Here it feels like their incompleteness is maybe even part of the point, but it still leaves me feeling pretty distant from the story.

Perhaps this type of story places a greater than usual burden on the author to make the protagonist a compelling and well-observed character. Emily is Away gets in a bit of protagonist-characterization through the things that he thinks of typing but doesn’t complete; it’s minimal, though. Nina, meanwhile, is… well, we have her email, her blog posts, her selfies, her college poetry, all kinds of things if we’re interested enough to pick through them. And in any case she’s an actual person, the author of the game, someone you see in the video; someone whose writings and talks you could find online; someone you could possibly meet at a games conference. So in that sense, obviously, she is as fully-dimensioned a character as it’s possible to be. If you’re playing as someone who’s met her, even briefly, or perhaps played some of her other work, then you have those extra nuances in mind. But there are specific things about the protagonist of this story that I don’t really get – mainly the why, the reason that Blake appealed to her so much – or that I can only supply from my own pre-existing knowledge, rather than from within Cibele.

Or perhaps the most productive way to read Cibele isn’t against Emily is Away, but against other pieces that call in the selfhood of the author. Nina has made a game about (among other things) physical insecurities, objectification, and an unsupportive relationship with an absent man, by filming herself in her underwear, in collaboration with her current boyfriend. If we read that fact as part of the text, then there’s an implied arc of personal development rather longer than what we see in the actual content of the game. That said, The Beginner’s Guide contains plenty of warnings about reading in too much about the developer, and Nina herself has said (in the same interview just linked) that she wants people to relate to the character, not to her actual self.

So, I don’t know. Despite the comparison, I liked Cibele more than Emily is Away, and I can see the artistry and the courage in it. For my tastes, though, there is still an absence here.

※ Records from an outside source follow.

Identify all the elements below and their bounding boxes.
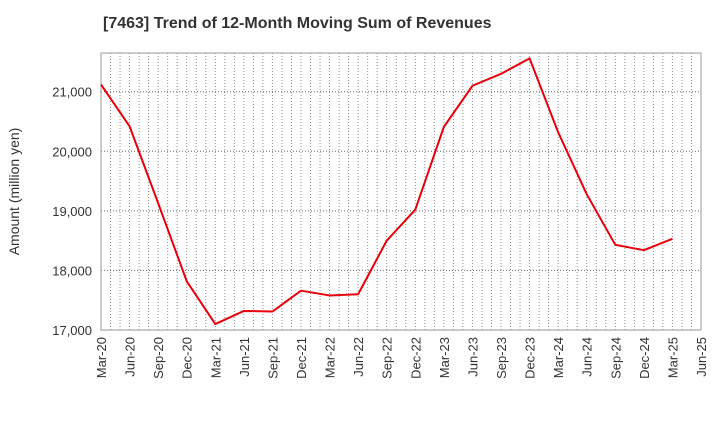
y-tick-label: 17,000	[52, 323, 92, 338]
x-tick-label: Sep-21	[265, 337, 280, 379]
x-tick-label: Jun-24	[580, 337, 595, 377]
y-axis-title: Amount (million yen)	[6, 128, 22, 256]
y-tick-label: 19,000	[52, 204, 92, 219]
x-tick-label: Sep-24	[608, 337, 623, 379]
x-tick-label: Sep-20	[151, 337, 166, 379]
x-tick-label: Jun-21	[237, 337, 252, 377]
x-tick-label: Mar-25	[665, 337, 680, 378]
plot-area	[100, 52, 702, 331]
x-tick-label: Mar-20	[94, 337, 109, 378]
x-tick-label: Mar-24	[551, 337, 566, 378]
x-tick-label: Dec-20	[180, 337, 195, 379]
x-tick-label: Dec-24	[637, 337, 652, 379]
x-tick-label: Mar-21	[208, 337, 223, 378]
x-tick-label: Dec-23	[523, 337, 538, 379]
y-tick-label: 20,000	[52, 144, 92, 159]
x-tick-label: Jun-22	[351, 337, 366, 377]
chart-title: [7463] Trend of 12-Month Moving Sum of R…	[103, 15, 492, 32]
x-tick-label: Dec-21	[294, 337, 309, 379]
x-tick-label: Jun-23	[465, 337, 480, 377]
x-tick-label: Jun-25	[694, 337, 709, 377]
x-tick-label: Jun-20	[123, 337, 138, 377]
x-tick-label: Sep-23	[494, 337, 509, 379]
series-lines	[100, 57, 673, 326]
x-axis: Mar-20 Jun-20 Sep-20 Dec-20 Mar-21 Jun-21 Sep-…	[94, 337, 709, 379]
y-axis: 17,000 18,000 19,000 20,000 21,000	[52, 85, 92, 338]
series-line	[100, 57, 673, 326]
grid-lines	[101, 53, 701, 330]
x-tick-label: Mar-22	[323, 337, 338, 378]
x-tick-label: Sep-22	[380, 337, 395, 379]
y-tick-label: 18,000	[52, 263, 92, 278]
x-tick-label: Dec-22	[408, 337, 423, 379]
x-tick-label: Mar-23	[437, 337, 452, 378]
y-tick-label: 21,000	[52, 85, 92, 100]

5 thoughts on “Cibele (Nina Freeman)”

  1. Thanks for the review. I thought the idea of the game was pretty interesting but I think there’s the odd aspect of trying to separate the work from the author/character issue. Also, Blake doesn’t really sound that appealing unfortunately. Also, it’s one of my pet peeves when I can’t have characters break up with other characters to avoid a eventual train wreck unless that’s the main conflict of the story.